We previously decided (T403660#11233604) that we would simplify the requirement to List of K most viewed edited articles each month. But, with new actual size estimates think we can store pageviews_per_editor_per_page_daily, allowing us to serve List of most viewed edited articles from the last 30 days, 60 days, last year..

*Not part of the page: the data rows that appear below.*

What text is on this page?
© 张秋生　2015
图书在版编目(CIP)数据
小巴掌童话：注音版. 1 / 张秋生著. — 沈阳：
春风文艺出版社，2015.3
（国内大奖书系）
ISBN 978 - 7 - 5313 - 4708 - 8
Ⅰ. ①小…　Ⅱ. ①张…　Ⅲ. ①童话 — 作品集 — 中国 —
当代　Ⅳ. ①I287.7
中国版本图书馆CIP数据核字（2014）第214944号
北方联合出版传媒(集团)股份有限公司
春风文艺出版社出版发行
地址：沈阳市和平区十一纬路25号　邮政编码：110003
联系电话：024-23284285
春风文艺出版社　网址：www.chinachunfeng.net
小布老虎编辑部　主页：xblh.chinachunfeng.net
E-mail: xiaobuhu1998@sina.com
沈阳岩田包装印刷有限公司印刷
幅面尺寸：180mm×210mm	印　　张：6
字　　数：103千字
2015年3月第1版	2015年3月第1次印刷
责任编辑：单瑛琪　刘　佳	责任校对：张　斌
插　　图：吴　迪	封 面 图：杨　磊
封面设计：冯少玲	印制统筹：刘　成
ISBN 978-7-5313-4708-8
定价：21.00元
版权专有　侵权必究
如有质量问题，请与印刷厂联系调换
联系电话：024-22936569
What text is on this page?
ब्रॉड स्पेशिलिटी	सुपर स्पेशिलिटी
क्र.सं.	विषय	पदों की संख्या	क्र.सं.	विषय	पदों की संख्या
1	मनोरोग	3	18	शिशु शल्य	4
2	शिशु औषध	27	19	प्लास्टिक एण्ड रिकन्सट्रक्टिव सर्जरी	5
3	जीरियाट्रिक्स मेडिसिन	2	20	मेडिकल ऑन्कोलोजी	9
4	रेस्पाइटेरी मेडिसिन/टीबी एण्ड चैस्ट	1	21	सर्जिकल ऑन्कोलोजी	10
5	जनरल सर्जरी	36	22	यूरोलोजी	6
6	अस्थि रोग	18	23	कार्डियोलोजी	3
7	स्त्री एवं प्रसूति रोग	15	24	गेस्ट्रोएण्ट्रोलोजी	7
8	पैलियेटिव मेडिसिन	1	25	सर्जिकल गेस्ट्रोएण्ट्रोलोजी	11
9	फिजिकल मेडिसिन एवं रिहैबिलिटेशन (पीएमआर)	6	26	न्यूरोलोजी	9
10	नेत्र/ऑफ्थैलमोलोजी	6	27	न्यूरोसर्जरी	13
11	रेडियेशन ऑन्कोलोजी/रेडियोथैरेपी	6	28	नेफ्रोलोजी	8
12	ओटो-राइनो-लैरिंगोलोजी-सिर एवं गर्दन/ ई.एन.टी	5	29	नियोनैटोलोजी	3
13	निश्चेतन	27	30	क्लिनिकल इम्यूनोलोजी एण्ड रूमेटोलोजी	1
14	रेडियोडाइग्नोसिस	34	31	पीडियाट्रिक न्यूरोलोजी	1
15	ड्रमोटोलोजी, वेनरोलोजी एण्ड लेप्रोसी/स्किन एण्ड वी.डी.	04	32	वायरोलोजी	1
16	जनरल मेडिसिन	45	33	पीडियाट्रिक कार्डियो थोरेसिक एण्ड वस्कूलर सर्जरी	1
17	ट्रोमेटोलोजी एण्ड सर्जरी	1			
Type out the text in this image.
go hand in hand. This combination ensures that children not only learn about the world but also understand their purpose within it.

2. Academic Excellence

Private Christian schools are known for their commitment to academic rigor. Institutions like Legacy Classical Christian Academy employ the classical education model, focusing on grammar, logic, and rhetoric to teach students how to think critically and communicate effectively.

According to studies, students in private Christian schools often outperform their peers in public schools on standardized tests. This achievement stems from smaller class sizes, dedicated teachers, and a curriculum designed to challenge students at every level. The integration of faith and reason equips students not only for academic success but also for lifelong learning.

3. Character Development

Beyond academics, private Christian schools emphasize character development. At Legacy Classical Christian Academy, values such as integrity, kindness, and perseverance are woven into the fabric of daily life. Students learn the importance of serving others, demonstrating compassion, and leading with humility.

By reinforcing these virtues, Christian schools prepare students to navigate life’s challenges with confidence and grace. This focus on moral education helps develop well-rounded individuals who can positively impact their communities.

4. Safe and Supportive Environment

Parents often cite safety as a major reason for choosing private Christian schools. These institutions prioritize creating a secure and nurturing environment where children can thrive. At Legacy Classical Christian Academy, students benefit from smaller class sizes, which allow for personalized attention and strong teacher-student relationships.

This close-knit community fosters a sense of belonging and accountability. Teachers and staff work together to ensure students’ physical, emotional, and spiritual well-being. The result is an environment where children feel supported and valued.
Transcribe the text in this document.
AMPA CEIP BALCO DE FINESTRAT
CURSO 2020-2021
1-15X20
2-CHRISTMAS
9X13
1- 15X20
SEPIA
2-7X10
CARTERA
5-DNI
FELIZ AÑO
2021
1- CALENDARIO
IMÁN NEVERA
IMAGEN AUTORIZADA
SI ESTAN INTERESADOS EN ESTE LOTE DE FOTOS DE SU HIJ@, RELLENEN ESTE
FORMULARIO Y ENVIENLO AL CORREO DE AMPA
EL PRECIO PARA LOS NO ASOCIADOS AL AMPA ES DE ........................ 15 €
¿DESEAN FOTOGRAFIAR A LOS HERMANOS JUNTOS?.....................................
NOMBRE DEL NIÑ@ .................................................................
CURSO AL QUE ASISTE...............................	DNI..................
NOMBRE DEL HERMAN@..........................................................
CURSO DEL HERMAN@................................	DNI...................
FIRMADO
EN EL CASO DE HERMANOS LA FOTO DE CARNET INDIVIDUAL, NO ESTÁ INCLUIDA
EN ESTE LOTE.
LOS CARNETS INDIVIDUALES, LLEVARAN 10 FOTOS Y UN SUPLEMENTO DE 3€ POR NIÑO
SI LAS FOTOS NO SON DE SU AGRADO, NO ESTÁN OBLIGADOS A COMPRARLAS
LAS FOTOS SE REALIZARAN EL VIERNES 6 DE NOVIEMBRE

To make this clearer, here are the API differences between this choice:

Good enough product option:
GET /metrics/pageviews/v3/top_pages_per_editor_monthly/{user_central_id}/{year}/{month} => Top 10(?) pages viewed in specified month. This is not additive over multiple months, so would not work for e.g. Year in Review (unless YiR wanted to display top page viewed each month in a year?).

Better product option:
If we go with the pageviews_per_editor_per_page_daily idea, the API might look something like:

GET /metrics/pageviews/v3/top_pages_per_editor/{user_central_id}/{granularity}/{start}/{end} => Timeseries of Top 10(?) pages viewed between {start} and {end} each {granualarity} (daily, monthly, yearly). '.

Better product option has some unknowns and requires more changes as described in T401260#11341613, so it will take more time (maybe until end of quarter? Hard to say for sure.)

Good enough product option has already been planned out, but is not implemented yet. We still have work to do, but it should all be straightforward to do in a shortish time frame (2 or 3 more weeks?)

In meeting today, we decided that "Good enough product" was sufficient for now. If this is not the case, Product will try to let us know as soon as possible.

If Year in Review wants top k pages viewed last year, we can precompute a calendary yearly version of this metric.